Several studies have reported unusually high COI distances between species within the subfamily Aphidiinae [
47,
49]. For example Kocić et al. [
47] found COI average distances of up to 20.7% among species in the phylogenetically old aphidiine genus
Ephedrus. Similarly, some species of
Lipolexis showed even higher average distances (i.e., 23.2% between
L. bengalensis sp. n. and
L. peregrinus sp. n.). While adults of
Ephedrus possess several plesiomorphic taxonomic characters, this is not the case for
Lipolexis.
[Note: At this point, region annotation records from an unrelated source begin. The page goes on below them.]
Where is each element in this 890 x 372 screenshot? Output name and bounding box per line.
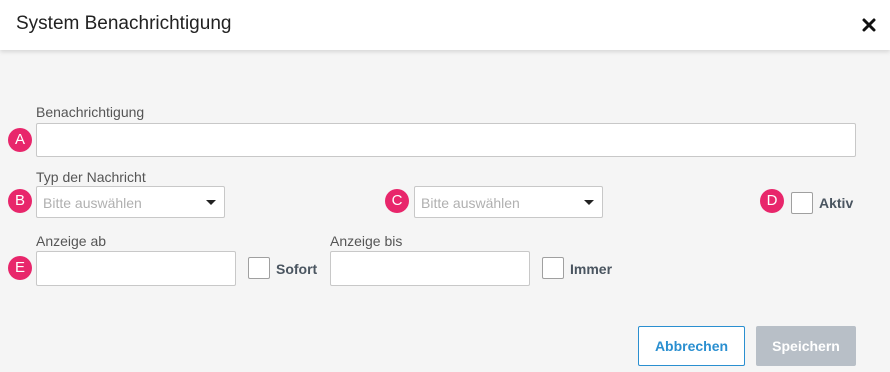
chevron-down-icon [206,200,216,205]
show-from-input[interactable] [36,251,236,286]
always-checkbox[interactable] [542,257,564,279]
message-type-select-placeholder: Bitte auswählen [43,195,142,211]
annotation-badge-c: C [385,189,409,213]
chevron-down-icon [584,200,594,205]
immediately-label: Sofort [276,261,318,277]
show-from-label: Anzeige ab [36,233,107,249]
secondary-select[interactable]: Bitte auswählen [414,186,603,218]
always-label: Immer [570,261,613,277]
cancel-button[interactable]: Abbrechen [638,326,745,366]
annotation-badge-d: D [760,189,784,213]
save-button[interactable]: Speichern [756,326,856,366]
active-checkbox[interactable] [791,192,813,214]
close-icon[interactable] [858,14,880,36]
dialog-title: System Benachrichtigung [16,13,232,34]
dialog-header: System Benachrichtigung [0,0,890,50]
active-label: Aktiv [819,195,854,211]
message-type-label: Typ der Nachricht [36,169,146,185]
immediately-checkbox[interactable] [248,257,270,279]
show-until-label: Anzeige bis [330,233,403,249]
annotation-badge-a: A [8,128,32,152]
message-type-select[interactable]: Bitte auswählen [36,186,225,218]
secondary-select-placeholder: Bitte auswählen [421,195,520,211]
annotation-badge-e: E [8,256,32,280]
show-until-input[interactable] [330,251,530,286]
message-input[interactable] [36,123,856,157]
annotation-badge-b: B [8,189,32,213]
message-label: Benachrichtigung [36,104,145,120]
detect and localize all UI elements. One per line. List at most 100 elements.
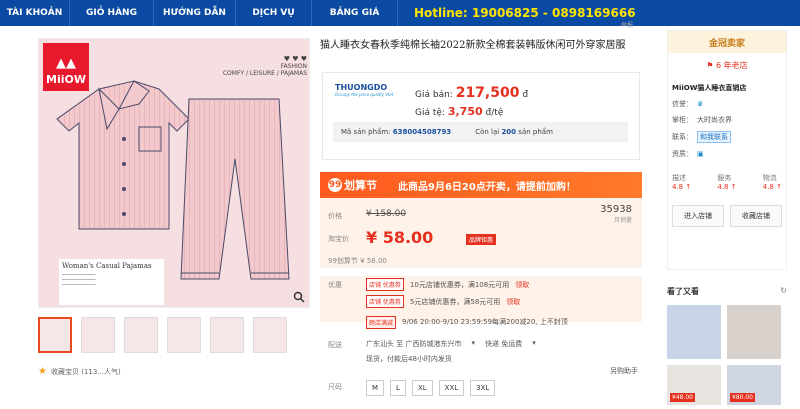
size-option-m[interactable]: M: [366, 380, 385, 396]
shipping-note: 现货，付款后48小时内发货: [366, 355, 452, 363]
coupon-tag-2: 店铺 优惠券: [366, 295, 404, 308]
hotline[interactable]: Hotline: 19006825 - 0898169666: [398, 6, 636, 20]
rating-score: 4.8 ↑: [762, 183, 782, 191]
collect-shop-button[interactable]: 收藏店铺: [730, 205, 782, 227]
nav-pricing[interactable]: BẢNG GIÁ: [312, 0, 398, 26]
coupon-row-1: 店铺 优惠券 10元店铺优惠券，满108元可用 领取: [366, 278, 529, 291]
qualification-icon[interactable]: ▣: [697, 150, 704, 158]
brand-logo: ▲▲ MiiOW: [43, 43, 89, 91]
see-also-item-4[interactable]: ¥80.00: [727, 365, 781, 405]
thumbnail-strip: [38, 317, 287, 353]
rating-description: 描述 4.8 ↑: [672, 173, 691, 191]
festival-logo-text: 划算节: [344, 179, 377, 192]
fashion-line2: COMFY / LEISURE / PAJAMAS: [222, 70, 307, 77]
nav-cart[interactable]: GIỎ HÀNG: [70, 0, 154, 26]
product-main-image[interactable]: ▲▲ MiiOW ♥ ♥ ♥ FASHION COMFY / LEISURE /…: [38, 38, 310, 308]
refresh-icon[interactable]: ↻: [780, 286, 787, 297]
route-chevron-icon[interactable]: ▾: [471, 339, 475, 349]
qualification-row: 资质： ▣: [668, 149, 786, 159]
zoom-icon[interactable]: [293, 291, 305, 303]
caption-filler: ━━━━━━━━━━━━━━ ━━━━━━━━━━━━━━ ━━━━━━━━━━━━…: [62, 272, 96, 287]
fashion-line1: FASHION: [280, 63, 307, 70]
sold-unit: 月销量: [613, 217, 632, 224]
festival-price: ¥ 58.00: [360, 257, 387, 265]
thumbnail-1[interactable]: [38, 317, 72, 353]
stock-prefix: Còn lại: [475, 128, 500, 136]
see-also-title: 看了又看: [667, 287, 699, 296]
cross-shop-tag: 跨店满减: [366, 315, 397, 329]
sell-label: Giá bán:: [415, 90, 453, 100]
keeper-row: 掌柜： 大时尚衣界: [668, 115, 786, 125]
see-also-price-1: ¥48.00: [670, 393, 695, 402]
stock: Còn lại 200 sản phẩm: [475, 128, 553, 136]
claim-coupon-1[interactable]: 领取: [515, 280, 529, 290]
shop-ratings: 描述 4.8 ↑ 服务 4.8 ↑ 物流 4.8 ↑: [668, 173, 786, 191]
offers-label: 优惠: [328, 281, 342, 289]
thumbnail-6[interactable]: [253, 317, 287, 353]
see-also-item-1[interactable]: [667, 305, 721, 359]
brand-discount-badge: 品牌钜惠: [466, 234, 497, 245]
hearts-icon: ♥ ♥ ♥: [283, 55, 307, 63]
express-chevron-icon[interactable]: ▾: [532, 339, 536, 349]
shipping-route-row: 广东汕头 至 广西防城港东兴市 ▾ 快递 免运费 ▾: [366, 339, 536, 349]
thumbnail-4[interactable]: [167, 317, 201, 353]
sold-count: 35938: [600, 204, 632, 215]
contact-label: 联系：: [672, 133, 693, 141]
see-also-price-2: ¥80.00: [730, 393, 755, 402]
favorite-link[interactable]: ★ 收藏宝贝 (113...人气): [38, 366, 121, 377]
shipping-route[interactable]: 广东汕头 至 广西防城港东兴市: [366, 339, 461, 349]
see-also-item-2[interactable]: [727, 305, 781, 359]
original-price: ¥ 158.00: [366, 209, 407, 219]
coupon-tag-1: 店铺 优惠券: [366, 278, 404, 291]
shop-years-text: 6 年老店: [716, 61, 748, 70]
coupon-text-2: 5元店铺优惠券，满58元可用: [409, 297, 501, 306]
product-title: 猫人睡衣女春秋季纯棉长袖2022新款全棉套装韩版休闲可外穿家居服: [320, 40, 626, 51]
thumbnail-3[interactable]: [124, 317, 158, 353]
price-label: 价格: [328, 212, 342, 220]
report-link[interactable]: 举报: [621, 20, 633, 29]
contact-row: 联系： 和我联系: [668, 131, 786, 143]
cross-shop-row: 跨店满减 9/06 20:00-9/10 23:59:59每满200减20, 上…: [320, 315, 642, 329]
size-option-xl[interactable]: XL: [411, 380, 433, 396]
star-icon: ★: [38, 366, 47, 377]
rating-logistics: 物流 4.8 ↑: [763, 173, 782, 191]
shop-name[interactable]: MiiOW猫人睡衣直销店: [668, 83, 786, 93]
thumbnail-5[interactable]: [210, 317, 244, 353]
rating-service: 服务 4.8 ↑: [717, 173, 736, 191]
see-also-header: 看了又看 ↻: [667, 286, 787, 297]
size-options: M L XL XXL 3XL: [366, 380, 496, 396]
shopping-assistant[interactable]: 另购助手: [610, 366, 638, 376]
rate-unit: đ/tệ: [485, 108, 504, 118]
credit-label: 信誉：: [672, 100, 693, 108]
sell-price-row: Giá bán: 217,500 đ: [415, 85, 528, 101]
image-caption: Woman's Casual Pajamas: [62, 262, 152, 270]
shop-years-icon: ⚑: [706, 61, 714, 70]
see-also-item-3[interactable]: ¥48.00: [667, 365, 721, 405]
thumbnail-2[interactable]: [81, 317, 115, 353]
festival-icon: 99: [328, 178, 342, 192]
code-value: 638004508793: [392, 128, 452, 136]
taobao-label: 淘宝价: [328, 235, 349, 243]
size-option-l[interactable]: L: [390, 380, 406, 396]
enter-shop-button[interactable]: 进入店铺: [672, 205, 724, 227]
claim-coupon-2[interactable]: 领取: [506, 297, 520, 307]
qualification-label: 资质：: [672, 150, 693, 158]
nav-account[interactable]: TÀI KHOẢN: [0, 0, 70, 26]
product-code: Mã sản phẩm: 638004508793: [341, 128, 451, 136]
gold-seller-header: 金冠卖家: [668, 31, 786, 53]
nav-services[interactable]: DỊCH VỤ: [236, 0, 312, 26]
rate-row: Giá tệ: 3,750 đ/tệ: [415, 105, 503, 118]
see-also: 看了又看 ↻ ¥48.00 ¥80.00: [667, 286, 787, 409]
logo-sub: Occupy the price quality Viet: [335, 92, 394, 97]
keeper-value[interactable]: 大时尚衣界: [697, 115, 732, 125]
favorite-text: 收藏宝贝 (113...人气): [50, 367, 121, 376]
size-option-xxl[interactable]: XXL: [438, 380, 465, 396]
nav-guide[interactable]: HƯỚNG DẪN: [154, 0, 236, 26]
size-option-3xl[interactable]: 3XL: [470, 380, 496, 396]
brand-name: MiiOW: [46, 73, 86, 86]
contact-button[interactable]: 和我联系: [697, 131, 731, 143]
size-section: 尺码 M L XL XXL 3XL: [320, 378, 642, 400]
page: TÀI KHOẢN GIỎ HÀNG HƯỚNG DẪN DỊCH VỤ BẢN…: [0, 0, 800, 409]
cross-shop-text: 9/06 20:00-9/10 23:59:59每满200减20, 上不封顶: [402, 318, 568, 326]
festival-price-row: 99划算节 ¥ 58.00: [328, 256, 387, 266]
In fact,
Lipolexis is characterized by several apomorphic taxonomic characters, such as reduced wing venation, elongated petiole, and shape of the ovipositor sheath. Its apomorphies and phylogenetic studies at the subfamily level (where it is clustered with evolutionary younger genera
Binodoxys and
Trioxys) suggest this genus evolved quite recently. However, the average genetic distances of COI, which are even higher than those in
Ephedrus, might indicate that
Lipolexis diversification was not a recent event. Furthermore, Finlayson [
25] stated that the larval morphology of
Lipolexis exhibits plesiomorphic morphological characters. One possibility might be that
Lipolexis separated early in the evolution of Aphidiinae and acquired adult apomorphic traits independently. Further research is needed in order to try to resolve the complex and poorly investigated position of
Lipolexis and its relationships with the other aphidiine members.